Il faut savoir que l’Australie attire chaque année des milliers de jeunes en PVT qui veulent découvrir le pays des kangourous, vivre une expérience unique à l’autre bout du monde et gagner “beaucoup” d’argent. Seulement voilà, la grande majorité de ces jeunes ont entre 18 et 25 ans. Et oui, ils sont jeunes, très jeunes. Et quand toi, tu débarques à 28 ans et bien tu te sens déjà vieille. Et quand tu atteins 30 ans c’est pire ! On a pas les mêmes envies, les mêmes passions, les mêmes sujets de conversation bref on en n’est pas au même stade dans nos vies.

Je me suis clairement sentie trop vieille pour ce pays, trop vieille pour débarquer seule à l’autre bout du monde sans partenaire, sans amis, sans connaissances. C’est très difficile de rencontrer des gens de notre âge avec les mêmes passions et le même mode de vie. Je me suis fait quelques super bons potes au début mais ils ne sont pas restés très longtemps, en général entre 2 et 5 mois. Malheureusement, j’ai du dire au revoir de nombreuses fois à des gens que j’appréciais vraiment. Ils/Elles étaient devenu(e)s des confident(e)s, des ami(e)s Happy Hour ou brekkie du samedi, des travelmates lors de road trip et weekend away, toujours partant pour me suivre dans mes petites balades du dimanche de 18km (lol). Bref, sans aucun doute, ils ont été de très bons amis et ont rendu cette expérience bien plus cool 😊

Mais des gens comme ça, ça ne court pas les rues. Ils sont difficiles à rencontrer et quand on les voit partir c’est un déchirement.

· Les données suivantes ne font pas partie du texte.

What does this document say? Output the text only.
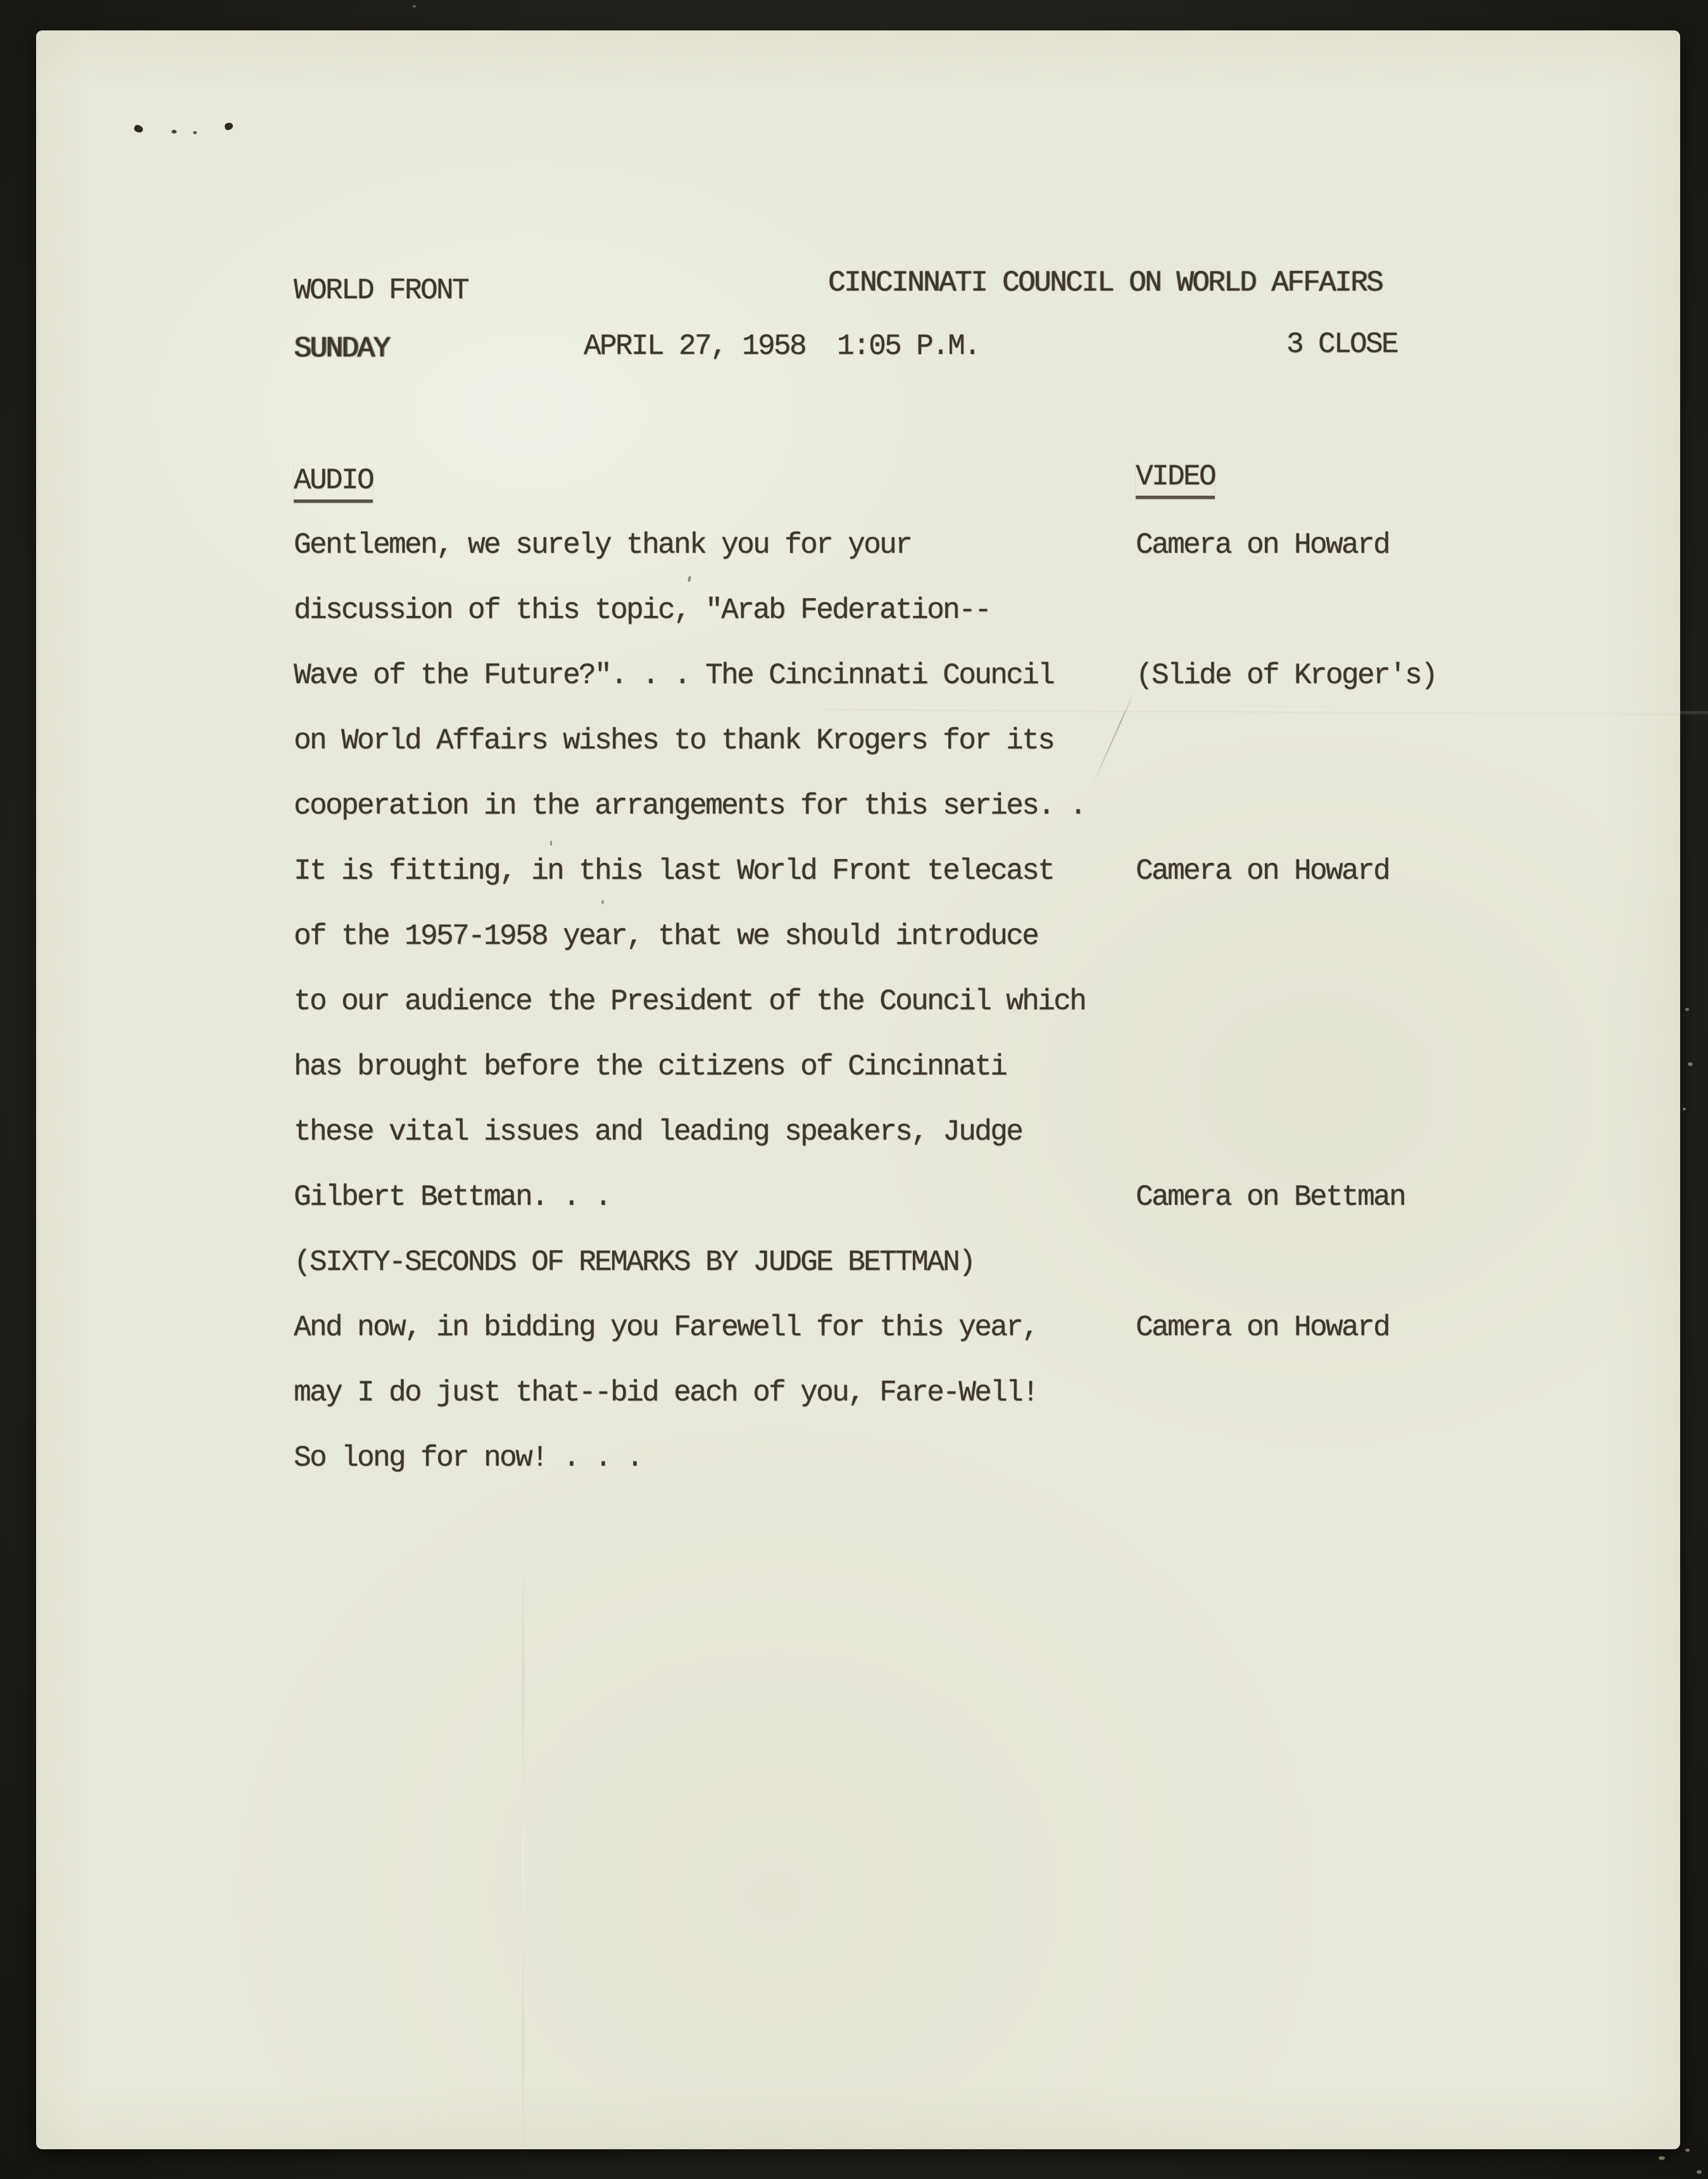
WORLD FRONT	CINCINNATI COUNCIL ON WORLD AFFAIRS
SUNDAY	APRIL 27, 1958  1:05 P.M.	3 CLOSE
AUDIO	VIDEO
Gentlemen, we surely thank you for your	Camera on Howard
discussion of this topic, "Arab Federation--
Wave of the Future?". . . The Cincinnati Council	(Slide of Kroger's)
on World Affairs wishes to thank Krogers for its
cooperation in the arrangements for this series. .
It is fitting, in this last World Front telecast	Camera on Howard
of the 1957-1958 year, that we should introduce
to our audience the President of the Council which
has brought before the citizens of Cincinnati
these vital issues and leading speakers, Judge
Gilbert Bettman. . .	Camera on Bettman
(SIXTY-SECONDS OF REMARKS BY JUDGE BETTMAN)
And now, in bidding you Farewell for this year,	Camera on Howard
may I do just that--bid each of you, Fare-Well!
So long for now! . . .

J’ai beau avoir été très active pour rencontrer du monde : bénévoles à des festivals, évènements d’expats, VIE, networking, Meetup, échanges linguistiques, BBQ pour les vieux (si si un BBQ spécialement pour les plus de 30 ans haha!)… et bien malgré tout ça, j’ai eu beaucoup beaucoup de mal à me faire des amis qui restent vivre à Sydney sur du long terme.

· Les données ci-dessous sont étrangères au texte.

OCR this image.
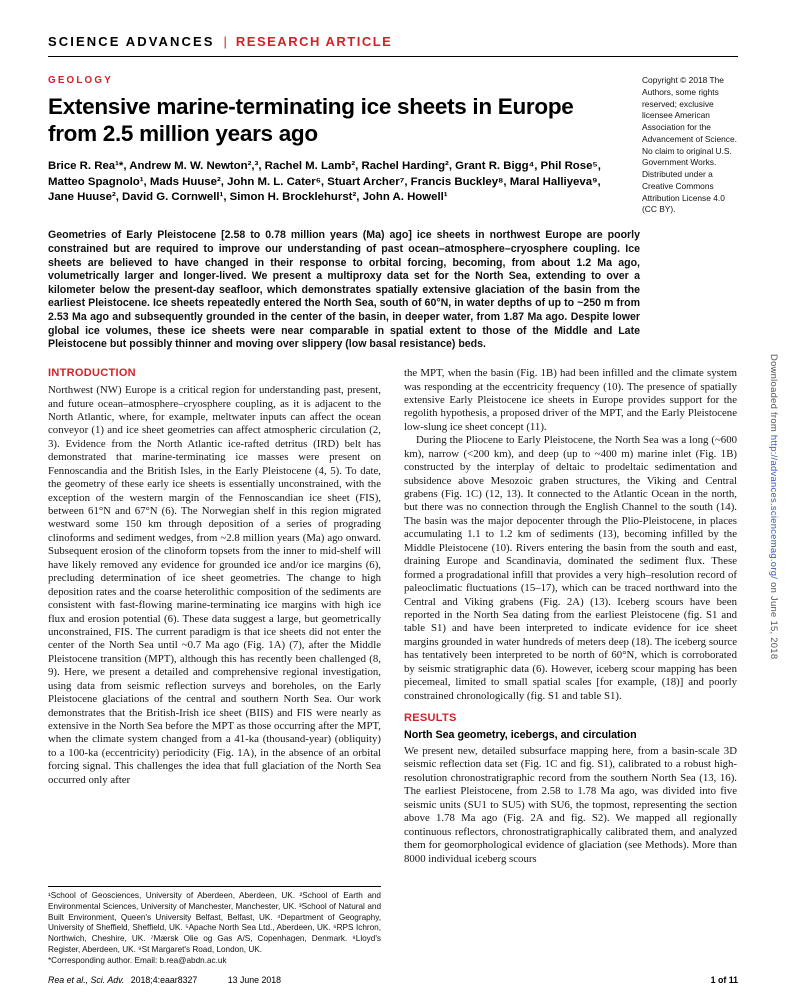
SCIENCE ADVANCES | RESEARCH ARTICLE
GEOLOGY
Extensive marine-terminating ice sheets in Europe from 2.5 million years ago

Brice R. Rea¹*, Andrew M. W. Newton²,³, Rachel M. Lamb², Rachel Harding², Grant R. Bigg⁴, Phil Rose⁵, Matteo Spagnolo¹, Mads Huuse², John M. L. Cater⁶, Stuart Archer⁷, Francis Buckley⁸, Maral Halliyeva⁹, Jane Huuse², David G. Cornwell¹, Simon H. Brocklehurst², John A. Howell¹

Copyright © 2018 The Authors, some rights reserved; exclusive licensee American Association for the Advancement of Science. No claim to original U.S. Government Works. Distributed under a Creative Commons Attribution License 4.0 (CC BY).

Geometries of Early Pleistocene [2.58 to 0.78 million years (Ma) ago] ice sheets in northwest Europe are poorly constrained but are required to improve our understanding of past ocean–atmosphere–cryosphere coupling. Ice sheets are believed to have changed in their response to orbital forcing, becoming, from about 1.2 Ma ago, volumetrically larger and longer-lived. We present a multiproxy data set for the North Sea, extending to over a kilometer below the present-day seafloor, which demonstrates spatially extensive glaciation of the basin from the earliest Pleistocene. Ice sheets repeatedly entered the North Sea, south of 60°N, in water depths of up to ~250 m from 2.53 Ma ago and subsequently grounded in the center of the basin, in deeper water, from 1.87 Ma ago. Despite lower global ice volumes, these ice sheets were near comparable in spatial extent to those of the Middle and Late Pleistocene but possibly thinner and moving over slippery (low basal resistance) beds.

INTRODUCTION

Northwest (NW) Europe is a critical region for understanding past, present, and future ocean–atmosphere–cryosphere coupling, as it is adjacent to the North Atlantic, where, for example, meltwater inputs can affect the ocean conveyor (1) and ice sheet geometries can affect atmospheric circulation (2, 3). Evidence from the North Atlantic ice-rafted detritus (IRD) belt has demonstrated that marine-terminating ice masses were present on Fennoscandia and the British Isles, in the Early Pleistocene (4, 5). To date, the geometry of these early ice sheets is essentially unconstrained, with the exception of the western margin of the Fennoscandian ice sheet (FIS), between 61°N and 67°N (6). The Norwegian shelf in this region migrated westward some 150 km through deposition of a series of prograding clinoforms and sediment wedges, from ~2.8 million years (Ma) ago onward. Subsequent erosion of the clinoform topsets from the inner to mid-shelf will have likely removed any evidence for grounded ice and/or ice margins (6), precluding determination of ice sheet geometries. The change to high deposition rates and the coarse heterolithic composition of the sediments are consistent with fast-flowing marine-terminating ice margins with high ice flux and erosion potential (6). These data suggest a large, but geometrically unconstrained, FIS. The current paradigm is that ice sheets did not enter the center of the North Sea until ~0.7 Ma ago (Fig. 1A) (7), after the Middle Pleistocene transition (MPT), although this has recently been challenged (8, 9). Here, we present a detailed and comprehensive regional investigation, using data from seismic reflection surveys and boreholes, on the Early Pleistocene glaciations of the central and southern North Sea. Our work demonstrates that the British-Irish ice sheet (BIIS) and FIS were nearly as extensive in the North Sea before the MPT as those occurring after the MPT, when the climate system changed from a 41-ka (thousand-year) (obliquity) to a 100-ka (eccentricity) periodicity (Fig. 1A), in the absence of an orbital forcing signal. This challenges the idea that full glaciation of the North Sea occurred only after

¹School of Geosciences, University of Aberdeen, Aberdeen, UK. ²School of Earth and Environmental Sciences, University of Manchester, Manchester, UK. ³School of Natural and Built Environment, Queen's University Belfast, Belfast, UK. ⁴Department of Geography, University of Sheffield, Sheffield, UK. ⁵Apache North Sea Ltd., Aberdeen, UK. ⁶RPS Ichron, Northwich, Cheshire, UK. ⁷Mærsk Olie og Gas A/S, Copenhagen, Denmark. ⁸Lloyd's Register, Aberdeen, UK. ⁹St Margaret's Road, London, UK.

*Corresponding author. Email: b.rea@abdn.ac.uk

the MPT, when the basin (Fig. 1B) had been infilled and the climate system was responding at the eccentricity frequency (10). The presence of spatially extensive Early Pleistocene ice sheets in Europe provides support for the regolith hypothesis, a proposed driver of the MPT, and the Early Pleistocene low-slung ice sheet concept (11).

During the Pliocene to Early Pleistocene, the North Sea was a long (~600 km), narrow (<200 km), and deep (up to ~400 m) marine inlet (Fig. 1B) constructed by the interplay of deltaic to prodeltaic sedimentation and subsidence above Mesozoic graben structures, the Viking and Central grabens (Fig. 1C) (12, 13). It connected to the Atlantic Ocean in the north, but there was no connection through the English Channel to the south (14). The basin was the major depocenter through the Plio-Pleistocene, in places accumulating 1.1 to 1.2 km of sediments (13), becoming infilled by the Middle Pleistocene (10). Rivers entering the basin from the south and east, draining Europe and Scandinavia, dominated the sediment flux. These formed a progradational infill that provides a very high–resolution record of paleoclimatic fluctuations (15–17), which can be traced northward into the Central and Viking grabens (Fig. 2A) (13). Iceberg scours have been reported in the North Sea dating from the earliest Pleistocene (fig. S1 and table S1) and have been interpreted to indicate evidence for ice sheet margins grounded in water hundreds of meters deep (18). The iceberg source has tentatively been interpreted to be north of 60°N, which is corroborated by seismic stratigraphic data (6). However, iceberg scour mapping has been piecemeal, limited to small spatial scales [for example, (18)] and poorly constrained chronologically (fig. S1 and table S1).

RESULTS
North Sea geometry, icebergs, and circulation

We present new, detailed subsurface mapping here, from a basin-scale 3D seismic reflection data set (Fig. 1C and fig. S1), calibrated to a robust high-resolution chronostratigraphic record from the southern North Sea (13, 16). The earliest Pleistocene, from 2.58 to 1.78 Ma ago, was divided into five seismic units (SU1 to SU5) with SU6, the topmost, representing the section above 1.78 Ma ago (Fig. 2A and fig. S2). We mapped all regionally continuous reflectors, chronostratigraphically calibrated them, and analyzed them for geomorphological evidence of glaciation (see Methods). More than 8000 individual iceberg scours

Downloaded from http://advances.sciencemag.org/ on June 15, 2018
Rea et al., Sci. Adv. 2018;4:eaar8327	13 June 2018	1 of 11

Travailler en Australie, les différences

La partie vie sociale est clairement ce qui m’a le plus manqué à Sydney. Et je n’ai pas pu compter sur le travail pour faire des rencontres puisque nous n’étions que 8 employés dans mon agence dont seulement 3 personnes de moins de 30 ans (moi y compris). Les deux filles âgées de 24 et 27 ans ne sortent jamais, ne boivent pas d’alcool, ne voyagent pas et ne sont pas très sportives (randonnée, course à pied, surf). Autant vous dire que nous n’avions pas beaucoup de points communs.

De plus, il parait que les Australiens sont très ‘laid-back’ c’est à dire cool, relax même au travail et bien ce n’était pas le cas chez nous. Les gens travaillent de 8h30 à 17h30 avec seulement 30 minutes de pause dej’ devant l’ordinateur. Pas de pause cigarette puisque personne ne fume, pas de pause café pour se raconter nos weekends, pas d’after work. Tout cela est bien triste, je dois l’avouer.

Bref, je n’ai pas réussi à lier de liens avec mes collègues qui n’ont pas cette culture du partage le midi comme on a chez nous. Donc TOUS LES JOURS, je mangeais seule devant mon ordinateur 😔 ou dehors dans un parc en prenant mon déjeuner avec moi.

On ne peut pas généraliser cette situation car bien évidement cela depend de l’entreprise, du nombre d’employés, etc. Plusieurs français ont confirmé ce ressenti alors que d’autres semblaient avoir plus de facilité à lier des liens avec leurs collègues.

La solitude et le manque de la famille et des amis

Tout est dit dans le titre… La famille, mes neveux et mes amis m’ont énormément manqué. C’est dur d’être si loin et de manquer un tas d’évènements car on ne peut pas rentrer à chaque fois. Le décallage horaire n’aide pas non plus à garder le contact avec 8h de décallage en hiver et 10h en été. Une simple question peut parfois prendre 3 jours puisque je réponds quand vous dormez et vous repondez quand je dors.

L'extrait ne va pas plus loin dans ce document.